# Dielectric breakdown

by bodensee9
Tags: breakdown, dielectric
 P: 178 1. The problem statement, all variables and given/known data Hello: I am asked to find the maximum voltage in a cylindrical capacitor. The capacitor consists of an inner wire and an outer cylindrical shell.
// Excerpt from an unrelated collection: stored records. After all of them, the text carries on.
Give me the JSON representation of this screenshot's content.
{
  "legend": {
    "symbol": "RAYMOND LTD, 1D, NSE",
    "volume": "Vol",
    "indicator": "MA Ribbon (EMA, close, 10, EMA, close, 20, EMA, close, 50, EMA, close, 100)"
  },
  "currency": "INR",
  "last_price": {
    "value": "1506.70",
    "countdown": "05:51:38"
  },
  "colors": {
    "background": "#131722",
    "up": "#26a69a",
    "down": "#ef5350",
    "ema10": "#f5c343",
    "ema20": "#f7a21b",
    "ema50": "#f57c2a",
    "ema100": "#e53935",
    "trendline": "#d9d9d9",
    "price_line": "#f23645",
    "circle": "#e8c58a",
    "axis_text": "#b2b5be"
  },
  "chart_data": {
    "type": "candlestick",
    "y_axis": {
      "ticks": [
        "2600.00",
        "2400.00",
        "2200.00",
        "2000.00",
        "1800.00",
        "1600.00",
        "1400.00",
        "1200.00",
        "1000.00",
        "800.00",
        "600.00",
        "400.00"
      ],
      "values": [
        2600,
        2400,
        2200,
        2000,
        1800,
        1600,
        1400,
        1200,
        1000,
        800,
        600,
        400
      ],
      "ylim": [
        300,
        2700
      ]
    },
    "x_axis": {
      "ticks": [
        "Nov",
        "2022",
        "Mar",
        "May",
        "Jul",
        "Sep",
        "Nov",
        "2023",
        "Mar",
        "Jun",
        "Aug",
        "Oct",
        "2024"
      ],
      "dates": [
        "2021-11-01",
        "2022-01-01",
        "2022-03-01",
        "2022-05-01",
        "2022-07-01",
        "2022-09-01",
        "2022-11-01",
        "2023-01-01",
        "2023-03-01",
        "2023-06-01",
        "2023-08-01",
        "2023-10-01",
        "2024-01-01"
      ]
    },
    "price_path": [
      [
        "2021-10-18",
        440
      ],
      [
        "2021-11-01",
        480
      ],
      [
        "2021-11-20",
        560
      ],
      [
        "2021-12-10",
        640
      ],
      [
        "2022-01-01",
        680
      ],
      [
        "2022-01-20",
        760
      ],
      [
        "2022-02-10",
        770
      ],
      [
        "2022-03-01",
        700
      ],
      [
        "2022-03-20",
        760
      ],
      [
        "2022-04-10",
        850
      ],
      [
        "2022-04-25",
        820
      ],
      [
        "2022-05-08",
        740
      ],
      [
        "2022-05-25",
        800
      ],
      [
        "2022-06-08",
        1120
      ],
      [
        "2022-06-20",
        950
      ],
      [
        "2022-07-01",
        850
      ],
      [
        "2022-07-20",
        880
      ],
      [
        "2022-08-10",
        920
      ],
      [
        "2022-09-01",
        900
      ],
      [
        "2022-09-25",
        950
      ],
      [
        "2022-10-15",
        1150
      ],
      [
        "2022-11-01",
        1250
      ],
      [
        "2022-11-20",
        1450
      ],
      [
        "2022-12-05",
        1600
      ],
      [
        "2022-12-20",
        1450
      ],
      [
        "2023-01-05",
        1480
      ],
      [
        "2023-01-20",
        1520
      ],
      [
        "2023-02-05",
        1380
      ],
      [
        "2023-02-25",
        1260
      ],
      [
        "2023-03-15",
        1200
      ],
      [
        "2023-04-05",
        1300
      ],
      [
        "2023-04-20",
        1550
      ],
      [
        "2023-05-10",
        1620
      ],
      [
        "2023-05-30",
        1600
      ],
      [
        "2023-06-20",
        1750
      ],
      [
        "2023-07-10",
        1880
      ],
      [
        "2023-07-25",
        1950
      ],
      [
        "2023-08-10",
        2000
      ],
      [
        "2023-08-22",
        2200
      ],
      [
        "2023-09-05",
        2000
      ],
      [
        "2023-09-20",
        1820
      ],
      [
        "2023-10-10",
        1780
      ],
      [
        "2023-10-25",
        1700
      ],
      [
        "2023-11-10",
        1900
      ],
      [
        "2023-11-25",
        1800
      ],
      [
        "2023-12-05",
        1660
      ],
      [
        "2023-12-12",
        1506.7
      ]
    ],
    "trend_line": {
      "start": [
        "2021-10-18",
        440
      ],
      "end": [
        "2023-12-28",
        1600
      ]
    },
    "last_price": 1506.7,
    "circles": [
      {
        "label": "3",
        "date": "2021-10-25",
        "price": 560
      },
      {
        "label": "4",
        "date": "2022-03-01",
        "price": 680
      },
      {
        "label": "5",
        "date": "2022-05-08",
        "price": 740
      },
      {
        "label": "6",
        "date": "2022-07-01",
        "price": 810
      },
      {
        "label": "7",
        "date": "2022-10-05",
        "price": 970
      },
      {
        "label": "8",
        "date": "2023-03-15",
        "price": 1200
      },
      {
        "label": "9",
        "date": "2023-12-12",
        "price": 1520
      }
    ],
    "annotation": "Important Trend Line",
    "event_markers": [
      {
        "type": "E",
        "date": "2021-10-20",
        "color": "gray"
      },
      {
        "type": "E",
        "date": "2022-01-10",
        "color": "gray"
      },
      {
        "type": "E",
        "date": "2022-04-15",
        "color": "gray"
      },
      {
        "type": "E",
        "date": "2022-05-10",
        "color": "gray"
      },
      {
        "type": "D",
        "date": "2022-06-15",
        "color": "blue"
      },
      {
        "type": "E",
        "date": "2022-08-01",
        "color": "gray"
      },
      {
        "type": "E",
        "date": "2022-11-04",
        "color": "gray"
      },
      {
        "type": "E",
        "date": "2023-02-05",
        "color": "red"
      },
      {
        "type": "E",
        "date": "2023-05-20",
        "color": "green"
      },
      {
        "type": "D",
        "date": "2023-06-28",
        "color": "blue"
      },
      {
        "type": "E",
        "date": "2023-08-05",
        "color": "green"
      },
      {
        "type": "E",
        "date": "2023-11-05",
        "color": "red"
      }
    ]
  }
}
The wire has radius $$r_{1}$$ and the cylinder has inner radius $$r_{2}.$$ The space between the wires is filled with a dielectric having dielectric constant $$\kappa.$$ 2. Relevant equations This is in CGS units (actual calculations have been converted to SI) So I know that the electric field E in a dielectric is $$E_{no_dielectric}/\kappa$$. So then if my cylindrical capacitor has E field = $$\frac{2\lambda}{r}$$, then my E field inside the dielectric material would be $$\frac{2\lambda}{r\kappa}$$. So then if I am given a value for the dielectric strength of the dielectric (say $$A$$, which would happen at the inner radius of the cylindrical shell which is $$r_{2}$$), would I do $$A = \frac{2\lambda}{r\kappa}$$, and then I can find the charge density which is $$\frac{Ar\kappa}{2}$$. And, since the potential between the wire and the shell would be $$2\lambda*ln\frac{r_{2}}{r_{1}}$$, would I just substitute the new value for lambda I got to get the potential? For some reason this was marked wrong? Thanks!